The Conseil d’Etat, France’s supreme court for administrative justice, ruled that curfew and confinement must be followed by everyone, vaccinated or not, to help stop the spread of the Covid-19 virus.
It said: “Even though the vaccines are effective, they do not completely eliminate the possibility that vaccinated people can become carriers of the virus.”
The court was responding to a plea submitted by an 83-year-old man in Paris, who has received two doses of the Pfizer vaccine.
As such, he argued that stricter Covid-19 rules should not apply to him and others in his position, as they pose a lower risk of catching and spreading the virus.
His lawyers added that one of the main reasons for introducing confinement rules was to reduce the number of Covid-19 patients in hospitals.
As the vaccine limited his risk of hospitalisation and catching or spreading the virus, they asked: “Why does he need to be confined?
“We believe in the vaccine - it works.
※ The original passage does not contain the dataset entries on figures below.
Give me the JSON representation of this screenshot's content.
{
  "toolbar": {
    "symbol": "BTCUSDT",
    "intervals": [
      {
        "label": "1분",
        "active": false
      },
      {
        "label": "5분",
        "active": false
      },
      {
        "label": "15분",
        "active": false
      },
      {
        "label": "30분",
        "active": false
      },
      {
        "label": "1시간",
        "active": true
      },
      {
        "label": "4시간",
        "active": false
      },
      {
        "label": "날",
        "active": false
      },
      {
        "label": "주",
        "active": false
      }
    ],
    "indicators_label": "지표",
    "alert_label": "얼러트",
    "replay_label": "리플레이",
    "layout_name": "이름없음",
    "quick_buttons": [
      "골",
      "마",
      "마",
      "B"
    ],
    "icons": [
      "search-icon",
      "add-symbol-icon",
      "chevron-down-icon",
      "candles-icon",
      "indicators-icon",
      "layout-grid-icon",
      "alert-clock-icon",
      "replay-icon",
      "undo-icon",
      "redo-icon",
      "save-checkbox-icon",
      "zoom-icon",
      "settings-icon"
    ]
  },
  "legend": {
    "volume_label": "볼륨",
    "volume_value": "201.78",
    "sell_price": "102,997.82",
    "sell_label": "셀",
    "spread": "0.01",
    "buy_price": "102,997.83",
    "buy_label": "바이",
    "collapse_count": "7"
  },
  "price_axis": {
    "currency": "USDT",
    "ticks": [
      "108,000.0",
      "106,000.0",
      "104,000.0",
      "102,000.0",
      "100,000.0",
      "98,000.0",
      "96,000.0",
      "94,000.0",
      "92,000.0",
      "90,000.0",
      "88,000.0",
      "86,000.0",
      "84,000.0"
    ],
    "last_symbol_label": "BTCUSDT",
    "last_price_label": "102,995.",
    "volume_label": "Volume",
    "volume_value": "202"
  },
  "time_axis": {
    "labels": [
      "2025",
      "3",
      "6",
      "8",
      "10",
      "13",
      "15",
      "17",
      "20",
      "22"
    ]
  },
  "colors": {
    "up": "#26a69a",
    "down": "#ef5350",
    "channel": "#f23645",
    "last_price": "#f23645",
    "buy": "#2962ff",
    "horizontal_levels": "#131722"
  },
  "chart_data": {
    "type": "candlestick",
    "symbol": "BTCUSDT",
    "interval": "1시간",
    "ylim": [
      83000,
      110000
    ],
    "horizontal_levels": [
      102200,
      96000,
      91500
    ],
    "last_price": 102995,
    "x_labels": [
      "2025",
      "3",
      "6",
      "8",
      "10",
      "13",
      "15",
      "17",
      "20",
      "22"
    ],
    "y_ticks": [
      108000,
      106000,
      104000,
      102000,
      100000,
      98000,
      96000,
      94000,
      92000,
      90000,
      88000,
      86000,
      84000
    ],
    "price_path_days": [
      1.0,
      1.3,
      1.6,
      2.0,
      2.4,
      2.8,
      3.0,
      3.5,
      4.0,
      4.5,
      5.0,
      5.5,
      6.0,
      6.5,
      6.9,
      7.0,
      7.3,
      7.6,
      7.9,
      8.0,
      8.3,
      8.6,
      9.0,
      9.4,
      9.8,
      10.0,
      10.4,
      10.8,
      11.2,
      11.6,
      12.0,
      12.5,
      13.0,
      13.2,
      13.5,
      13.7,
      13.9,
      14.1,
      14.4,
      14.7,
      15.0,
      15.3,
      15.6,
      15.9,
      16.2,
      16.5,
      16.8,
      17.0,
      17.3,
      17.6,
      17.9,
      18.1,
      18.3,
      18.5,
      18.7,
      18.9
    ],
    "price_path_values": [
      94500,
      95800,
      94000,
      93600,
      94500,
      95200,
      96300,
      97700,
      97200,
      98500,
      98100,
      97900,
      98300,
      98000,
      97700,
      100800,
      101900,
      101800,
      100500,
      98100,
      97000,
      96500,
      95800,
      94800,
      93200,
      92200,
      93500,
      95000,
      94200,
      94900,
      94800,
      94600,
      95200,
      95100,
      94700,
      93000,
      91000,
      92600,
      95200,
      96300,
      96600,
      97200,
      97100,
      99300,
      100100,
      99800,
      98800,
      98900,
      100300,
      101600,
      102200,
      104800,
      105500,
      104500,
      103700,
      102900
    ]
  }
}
And there is no justification for confining people who have had it.”
Virus risk still too high
But the court said the risk was still too great as the Covid-19 virus is circulating at high levels in France and new variants are emerging on which the vaccines have not been tested.
It said that, in this context, curfew and confinement measures could not be considered a “disproportionate” infringement of personal freedoms, as the man had suggested in his plea.